Critical points at which the college must engage the dean or other oversight authority include the time of search initiation, the point before a candidate is invited to interview and the point before an offer is made, according to Levitte.

“[We] aimed to strengthen the accountability structures in the hiring process to ensure we hire excellent and diverse faculty,” she said. “These new measures are but the latest feature in our comprehensive and multi-layered strategy of enhancing faculty diversity through training.”

Fuchs first introduced the new protocols last fall with the expectation that each college at Cornell would take approximately one year to create a unique plan customized to that college’s structure and needs, according to Levitte.

“We expected that each college would come up with a structure that fits its size and structure,” Levitte said.

The institution of these new protocols was motivated by the progress several colleges at Cornell have made already, according to Levitte. The veterinary school and engineering college, which have already had accountability structures in place, “have made great progress in their hiring of underrepresented faculty by gender and race,” Levitte said.

Increasing Diversity Among Faculty

The College of Engineering received a $3.3 million grant from the National Science Foundation’s ADVANCE program in 2006, according to the NSF website. With that money, Cornell created a program called C.U.-ADVANCE, which aims to have one third of all science and engineering faculty be women by 2015.

President David Skorton addressed C.U.-ADVANCE in the Diversity and Inclusion Report published in October by the Office of Diversity and Workforce Inclusion.

“The processes developed through C.U.-ADVANCE have now been institutionalized to address gender and racial diversity through the Office of Faculty Development and Diversity,” Skorton wrote.

Across the University, women do not represent even one third of the faculty: In 2013, only 29.2 percent of faculty members were female and 7.2 percent were underrepresented minorities, according to the report. These numbers represent an increase from 2010, when only 26.7 percent of faculty were women and 6.3 percent were underrepresented minorities.

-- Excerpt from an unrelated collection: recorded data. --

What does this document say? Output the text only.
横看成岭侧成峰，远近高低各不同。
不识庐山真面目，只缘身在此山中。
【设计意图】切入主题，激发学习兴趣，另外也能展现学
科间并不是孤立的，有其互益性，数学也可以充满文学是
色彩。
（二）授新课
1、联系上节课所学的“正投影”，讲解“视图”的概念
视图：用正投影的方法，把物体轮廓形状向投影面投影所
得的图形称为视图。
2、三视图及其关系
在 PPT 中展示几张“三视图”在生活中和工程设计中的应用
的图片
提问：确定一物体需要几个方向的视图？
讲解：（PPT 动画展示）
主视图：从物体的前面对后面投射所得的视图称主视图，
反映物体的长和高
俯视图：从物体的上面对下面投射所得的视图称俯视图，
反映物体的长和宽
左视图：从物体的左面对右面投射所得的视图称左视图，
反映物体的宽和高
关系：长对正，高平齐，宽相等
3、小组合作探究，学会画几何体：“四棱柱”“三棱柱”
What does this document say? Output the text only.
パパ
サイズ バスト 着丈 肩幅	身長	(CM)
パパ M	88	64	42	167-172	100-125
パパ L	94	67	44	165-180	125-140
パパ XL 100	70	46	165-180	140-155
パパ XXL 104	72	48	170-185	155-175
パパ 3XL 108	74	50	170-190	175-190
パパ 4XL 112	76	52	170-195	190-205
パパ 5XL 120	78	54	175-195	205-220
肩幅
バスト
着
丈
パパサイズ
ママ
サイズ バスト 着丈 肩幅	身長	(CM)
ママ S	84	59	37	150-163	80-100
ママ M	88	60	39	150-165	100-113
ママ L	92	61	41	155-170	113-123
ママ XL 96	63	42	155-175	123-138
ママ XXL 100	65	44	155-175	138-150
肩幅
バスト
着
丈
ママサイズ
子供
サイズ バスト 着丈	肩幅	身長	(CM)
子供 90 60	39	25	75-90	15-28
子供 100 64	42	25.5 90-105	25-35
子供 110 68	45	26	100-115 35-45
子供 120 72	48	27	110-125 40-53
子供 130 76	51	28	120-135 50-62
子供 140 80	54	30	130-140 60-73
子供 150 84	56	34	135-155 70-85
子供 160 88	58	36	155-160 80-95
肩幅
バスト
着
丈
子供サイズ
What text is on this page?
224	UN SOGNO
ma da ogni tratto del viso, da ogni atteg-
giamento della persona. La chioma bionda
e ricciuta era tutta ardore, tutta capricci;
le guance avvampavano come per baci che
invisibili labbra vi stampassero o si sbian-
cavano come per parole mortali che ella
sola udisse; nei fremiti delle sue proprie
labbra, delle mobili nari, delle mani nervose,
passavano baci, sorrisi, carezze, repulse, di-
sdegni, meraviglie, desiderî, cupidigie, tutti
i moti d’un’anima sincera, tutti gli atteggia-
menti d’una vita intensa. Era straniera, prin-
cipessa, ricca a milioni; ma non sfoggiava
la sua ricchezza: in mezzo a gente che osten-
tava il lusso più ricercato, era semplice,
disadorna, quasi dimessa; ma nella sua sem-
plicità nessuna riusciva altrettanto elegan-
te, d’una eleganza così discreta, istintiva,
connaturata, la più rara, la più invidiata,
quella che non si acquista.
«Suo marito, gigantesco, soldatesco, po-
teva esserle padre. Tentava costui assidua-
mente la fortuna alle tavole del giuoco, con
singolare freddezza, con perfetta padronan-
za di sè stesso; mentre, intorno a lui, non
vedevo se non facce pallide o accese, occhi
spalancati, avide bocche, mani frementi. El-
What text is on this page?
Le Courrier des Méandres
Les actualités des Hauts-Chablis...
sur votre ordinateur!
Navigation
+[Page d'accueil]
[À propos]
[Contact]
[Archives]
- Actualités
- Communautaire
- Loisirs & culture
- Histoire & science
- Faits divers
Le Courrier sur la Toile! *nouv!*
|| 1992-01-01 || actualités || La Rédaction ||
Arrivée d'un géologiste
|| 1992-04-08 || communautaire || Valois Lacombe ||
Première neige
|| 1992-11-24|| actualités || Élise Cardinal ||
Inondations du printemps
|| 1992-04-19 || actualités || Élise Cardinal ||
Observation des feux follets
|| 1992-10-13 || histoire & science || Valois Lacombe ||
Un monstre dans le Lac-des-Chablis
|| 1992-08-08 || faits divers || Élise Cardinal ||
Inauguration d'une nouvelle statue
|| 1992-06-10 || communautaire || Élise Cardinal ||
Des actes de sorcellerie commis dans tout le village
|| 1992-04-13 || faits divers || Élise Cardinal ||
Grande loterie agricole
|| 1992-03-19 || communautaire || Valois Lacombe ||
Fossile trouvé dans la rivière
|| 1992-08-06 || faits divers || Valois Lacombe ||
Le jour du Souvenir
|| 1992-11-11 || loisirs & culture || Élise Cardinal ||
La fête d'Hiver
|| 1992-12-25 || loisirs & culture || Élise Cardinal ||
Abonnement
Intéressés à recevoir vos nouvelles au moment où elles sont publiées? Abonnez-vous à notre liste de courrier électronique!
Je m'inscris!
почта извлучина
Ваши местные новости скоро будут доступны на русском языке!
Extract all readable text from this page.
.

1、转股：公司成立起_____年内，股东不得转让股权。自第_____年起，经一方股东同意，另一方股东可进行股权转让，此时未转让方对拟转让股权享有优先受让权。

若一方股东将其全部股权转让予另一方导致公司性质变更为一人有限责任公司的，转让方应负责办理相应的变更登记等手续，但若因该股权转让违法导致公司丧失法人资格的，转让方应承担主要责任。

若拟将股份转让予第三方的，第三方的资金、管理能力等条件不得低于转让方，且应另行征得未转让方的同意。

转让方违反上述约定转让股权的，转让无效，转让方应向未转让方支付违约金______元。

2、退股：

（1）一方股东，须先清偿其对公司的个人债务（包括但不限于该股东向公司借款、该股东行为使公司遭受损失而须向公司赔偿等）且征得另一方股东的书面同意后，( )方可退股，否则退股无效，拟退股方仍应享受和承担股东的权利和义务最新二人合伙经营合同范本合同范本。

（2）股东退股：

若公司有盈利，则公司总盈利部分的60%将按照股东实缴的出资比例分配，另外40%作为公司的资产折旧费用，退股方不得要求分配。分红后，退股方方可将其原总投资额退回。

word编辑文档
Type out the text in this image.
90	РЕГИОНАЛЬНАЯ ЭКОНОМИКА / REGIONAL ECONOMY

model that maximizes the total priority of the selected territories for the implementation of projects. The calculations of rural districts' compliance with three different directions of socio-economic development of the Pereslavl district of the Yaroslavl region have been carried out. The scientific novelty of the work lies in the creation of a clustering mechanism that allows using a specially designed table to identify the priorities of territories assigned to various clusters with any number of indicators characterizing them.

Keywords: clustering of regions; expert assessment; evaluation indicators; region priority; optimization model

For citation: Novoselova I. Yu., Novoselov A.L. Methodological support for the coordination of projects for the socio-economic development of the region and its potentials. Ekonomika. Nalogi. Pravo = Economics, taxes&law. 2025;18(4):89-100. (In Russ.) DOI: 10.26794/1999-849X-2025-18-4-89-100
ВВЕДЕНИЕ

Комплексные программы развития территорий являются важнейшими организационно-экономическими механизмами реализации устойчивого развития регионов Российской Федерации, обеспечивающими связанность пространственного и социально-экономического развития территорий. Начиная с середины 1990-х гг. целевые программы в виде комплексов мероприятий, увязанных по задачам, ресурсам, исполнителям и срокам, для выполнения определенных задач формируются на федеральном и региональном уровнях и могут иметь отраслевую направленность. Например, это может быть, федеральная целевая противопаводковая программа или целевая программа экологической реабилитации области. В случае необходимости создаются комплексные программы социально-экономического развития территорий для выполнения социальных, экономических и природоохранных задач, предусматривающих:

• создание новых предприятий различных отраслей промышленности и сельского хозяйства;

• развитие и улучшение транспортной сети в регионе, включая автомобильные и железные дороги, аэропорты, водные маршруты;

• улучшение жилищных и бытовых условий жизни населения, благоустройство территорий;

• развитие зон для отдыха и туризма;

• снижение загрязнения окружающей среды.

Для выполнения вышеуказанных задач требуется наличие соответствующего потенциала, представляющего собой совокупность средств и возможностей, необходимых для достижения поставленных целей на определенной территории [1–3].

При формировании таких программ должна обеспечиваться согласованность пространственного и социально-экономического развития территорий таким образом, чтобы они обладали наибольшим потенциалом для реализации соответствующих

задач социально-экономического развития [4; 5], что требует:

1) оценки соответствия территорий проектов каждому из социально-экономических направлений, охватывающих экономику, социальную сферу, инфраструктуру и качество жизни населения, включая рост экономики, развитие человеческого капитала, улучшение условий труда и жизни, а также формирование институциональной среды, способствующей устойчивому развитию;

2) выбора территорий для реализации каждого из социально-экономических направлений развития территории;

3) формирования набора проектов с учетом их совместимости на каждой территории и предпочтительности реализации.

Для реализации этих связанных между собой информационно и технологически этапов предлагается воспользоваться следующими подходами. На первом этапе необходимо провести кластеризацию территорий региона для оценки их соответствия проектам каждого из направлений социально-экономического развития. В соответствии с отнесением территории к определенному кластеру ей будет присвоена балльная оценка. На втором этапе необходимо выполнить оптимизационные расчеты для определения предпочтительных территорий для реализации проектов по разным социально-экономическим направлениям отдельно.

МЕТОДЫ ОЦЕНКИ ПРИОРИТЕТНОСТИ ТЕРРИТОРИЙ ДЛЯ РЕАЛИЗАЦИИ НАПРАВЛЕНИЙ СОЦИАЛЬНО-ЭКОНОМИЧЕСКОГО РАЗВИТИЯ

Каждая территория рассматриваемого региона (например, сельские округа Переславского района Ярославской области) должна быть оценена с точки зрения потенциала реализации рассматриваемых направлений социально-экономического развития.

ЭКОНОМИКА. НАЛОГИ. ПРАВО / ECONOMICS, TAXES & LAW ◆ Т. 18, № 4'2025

President Skorton wrote in the report that although these increases show “progress,” Cornell “must continue our efforts” to diversify faculty.

In addition to successful initiatives in the School of Veterinary Medicine and the engineering college, Levitte said the College of Arts and Sciences’ diversity faculty recruitment initiative can set a positive example for other undergraduate colleges.

Though the arts college does not have an accountability structure, the college does have two faculty diversity hiring initiatives, according to Levitte. These initiatives include “reserving faculty-renewal bridge funds to allow for extra hiring for opportunities that appear in regular searches,” as well as reservation of up to 10 positions for “target of opportunity hires” outside of regular searches, Levitte said.

She added that the arts college’s recruitment initiative is part of the college’s participation in Toward New Destinations — a University-wide institutional framework established in 2012 that requires all colleges and administration to annually identify specific diversity initiatives.

Levitte said that the three colleges’ efforts can be instructive in adopting accountability oversight measures across the University.

“We believe that these colleges’ practices are examples of best practices in hiring and asked all colleges to adopt a form of these hiring practices,” Levitte said.